Fusion Energy Race: From Lab to Grid 2026–2035

ITER slipped to 2034. The money went elsewhere.
Private fusion funding has 8× since 2021, but the physics has not kept pace — and the only state with a published commercial deadline is China.

John Lawson's 1957 criterion — the density × temperature × confinement-time threshold a plasma needs to cross for a self-sustaining fusion reaction — has been the universal yardstick for 67 years. For 65 of them it was the goalpost nobody cleared. In December 2022 Lawrence Livermore's NIF fired shot N221204 and produced 3.15 MJ of fusion for 2.05 MJ of laser drive. That is scientific breakeven — more fusion energy out of the capsule than laser energy into it — and nothing more. NIF draws ~300 MJ from the grid to fire 2 MJ of laser light, so at the plug the ratio is still worse than 1:100.

ITER — the €27B+ state-led megatokamak at Cadarache, France, designed to be the first reactor-scale burning-plasma device — published a new baseline in July 2024: first plasma 2034, deuterium-tritium operations 2039, plus another €5B on top of the €22B already spent. Original first-plasma target was 2016. That slippage is the industry's central political fact. Capital stopped waiting.

The Fusion Industry Association counted $2.64B of new investment in the 12 months to July 2025 and cumulative private funding at ~$15B by September, roughly 8× the 2021 baseline. Commonwealth Fusion installed the first of SPARC's 18 HTS magnets — high-temperature superconductors that allow stronger fields in a smaller reactor — in January, and now targets first plasma in 2027, with a 400 MWe ARC plant near Richmond, Virginia in the early 2030s. Helion broke ground on a 50 MW pulsed field-reversed-configuration plant (a compact, non-tokamak geometry) in Malaga, Washington, and claims it will sell fusion electricity to Microsoft in 2028. Most plasma physicists do not believe the 2028 number, and Helion's performance data is largely self-reported.
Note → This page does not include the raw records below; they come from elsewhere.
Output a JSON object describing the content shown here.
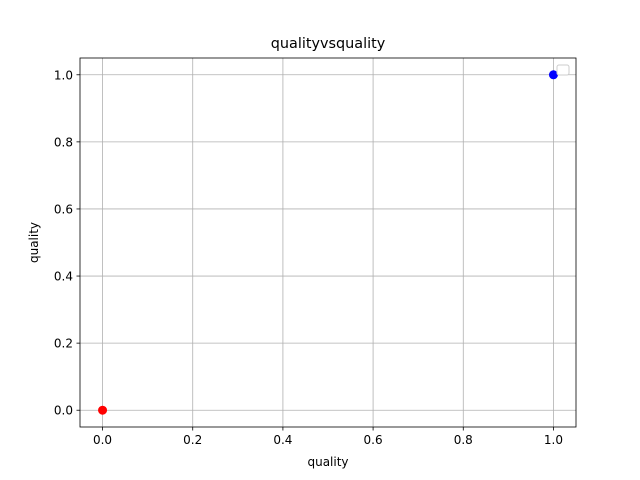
{
  "chart_data": {
    "type": "scatter",
    "title": "qualityvsquality",
    "xlabel": "quality",
    "ylabel": "quality",
    "xlim": [
      -0.05,
      1.05
    ],
    "ylim": [
      -0.05,
      1.05
    ],
    "xticks": [
      0.0,
      0.2,
      0.4,
      0.6,
      0.8,
      1.0
    ],
    "yticks": [
      0.0,
      0.2,
      0.4,
      0.6,
      0.8,
      1.0
    ],
    "xtick_labels": [
      "0.0",
      "0.2",
      "0.4",
      "0.6",
      "0.8",
      "1.0"
    ],
    "ytick_labels": [
      "0.0",
      "0.2",
      "0.4",
      "0.6",
      "0.8",
      "1.0"
    ],
    "grid": true,
    "legend": {
      "placement": "top-right",
      "entries": []
    },
    "points": [
      {
        "x": 0.0,
        "y": 0.0,
        "color": "#ff0000"
      },
      {
        "x": 1.0,
        "y": 1.0,
        "color": "#0000ff"
      }
    ]
  }
}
China is running a different book. In January 2025, EAST held a 100 M°C burning plasma — a plasma hot enough to heat itself from its own fusion reactions, not from external beams — for 1,066 seconds, three orders of magnitude longer than JET's best. Six months later, CNNC spun out "China Fusion Energy Company" from its research base — the same corporate pivot that preceded the 60-reactor civilian fission buildout now underway. In March 2026, the corporation's chief fusion scientist published a calendared commercialisation roadmap: burning plasma on HL-3 by 2027, engineering reactor by 2035, commercial demo reactor by 2045.

That roadmap is less a physics claim than a supply-chain one. A February 2026 Cryogenics review documents what is actually being built: high-current-density superconducting cable, radiation-resistant magnet joints, multi-stage cryogenic thermal interception. This is the industrial base for CFEDR, China's demonstration reactor — and the thing Western startups do not have. Until a private reactor actually sells watts, the $15B cumulative number is a story about expectations, not output.